4. Aesthetic appreciations
Definitely the smallest sub-genre, these are books that take snot on its own terms as an object of aesthetic appreciation. Consisting of colouring books, poems, and ‘Where’s-Waldo’-style Spot the Snot, they have no educational or moral intent, and, more importantly, no judgement. Snot is treated merely something kids dig and find funny. For example, The Snot Book by Staffan Gnosspelius primarily contains illustrations of snot along with some accompanying text. To quote one reviewer, ‘The gloriousness of snot is so brilliantly described through beautiful snotty imagery and witty text’.4
With little but anthropological intuition5 to back me up, my suspicion is that these snot sub-genres map pretty closely onto the core themes in children’s books more broadly. After all, literature aimed specifically at children had an instructional purpose from the outset, aiming to inculcate educational and moral values, even when (actually, especially when) it appeared to be pure entertainment. According the literary scholar Kimberly Reynolds, children’s book writers have always understood the need to ‘use cobwebs to catch flies’, and it’s clear that snot stories have proved a particularly seductive method of fly catching.
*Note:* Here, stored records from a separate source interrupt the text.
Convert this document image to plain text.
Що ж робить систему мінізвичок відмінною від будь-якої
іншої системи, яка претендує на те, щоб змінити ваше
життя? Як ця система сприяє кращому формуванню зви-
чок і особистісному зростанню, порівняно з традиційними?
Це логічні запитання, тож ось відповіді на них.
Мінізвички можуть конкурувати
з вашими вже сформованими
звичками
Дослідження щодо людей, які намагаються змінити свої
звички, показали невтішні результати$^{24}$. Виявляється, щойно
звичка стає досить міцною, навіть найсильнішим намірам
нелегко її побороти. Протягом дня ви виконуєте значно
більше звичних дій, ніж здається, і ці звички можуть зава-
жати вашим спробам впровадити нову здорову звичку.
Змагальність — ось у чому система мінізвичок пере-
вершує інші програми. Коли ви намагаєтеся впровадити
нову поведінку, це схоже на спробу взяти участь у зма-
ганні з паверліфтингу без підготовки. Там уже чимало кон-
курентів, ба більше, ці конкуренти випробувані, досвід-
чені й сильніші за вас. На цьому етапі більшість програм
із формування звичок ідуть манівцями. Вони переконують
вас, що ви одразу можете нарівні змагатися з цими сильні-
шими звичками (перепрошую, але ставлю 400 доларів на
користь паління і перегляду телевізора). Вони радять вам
In effect, then, snot stories mostly function like snot itself: both are ‘sticky webs’ that trap what is unclean or contaminated (bacteria in one case; children’s egocentric and unenculturated minds in the other) and purify internal systems. So if you want to understand children’s books, it turns out that all you really have to understand is, well, snot, which is not just a primary player in stories aimed at kids but a surprisingly apt metaphor for the entire genre itself!
That said, this isn’t a genre restricted to kids, either. Australians of a certain age will remember Karl Kruszelnicki, a.k.a. ‘Dr Karl’, a former physician who found fame from the 1990s as a science communicator with tomes like Bumbreath, Botox and Bubbles and other Fully Sick Science Moments.
It is impossible to read this statement without immediately thinking of Little Britain.
A lot of these books seem to go dark fast.
Naturally, I have now purchased a copy of this book. I have high hopes that it will surpass the books that currently score highest on my ‘toilet-friendly reads’ criterion: Edward Gorey’s The Gashlycrumb Tinies (‘A is for Amy who fell down the stairs; B is for Basil assaulted by bears…’), Tim Burton’s The Melancholy Death of Oyster Boy, and a truly odd book called Christopher Cricket on Cats. Interestingly, all are illustrated books ostensibly aimed at children that fall into the ‘aesthetic appreciations’ category (of untimely deaths, outcasts and cats respectively).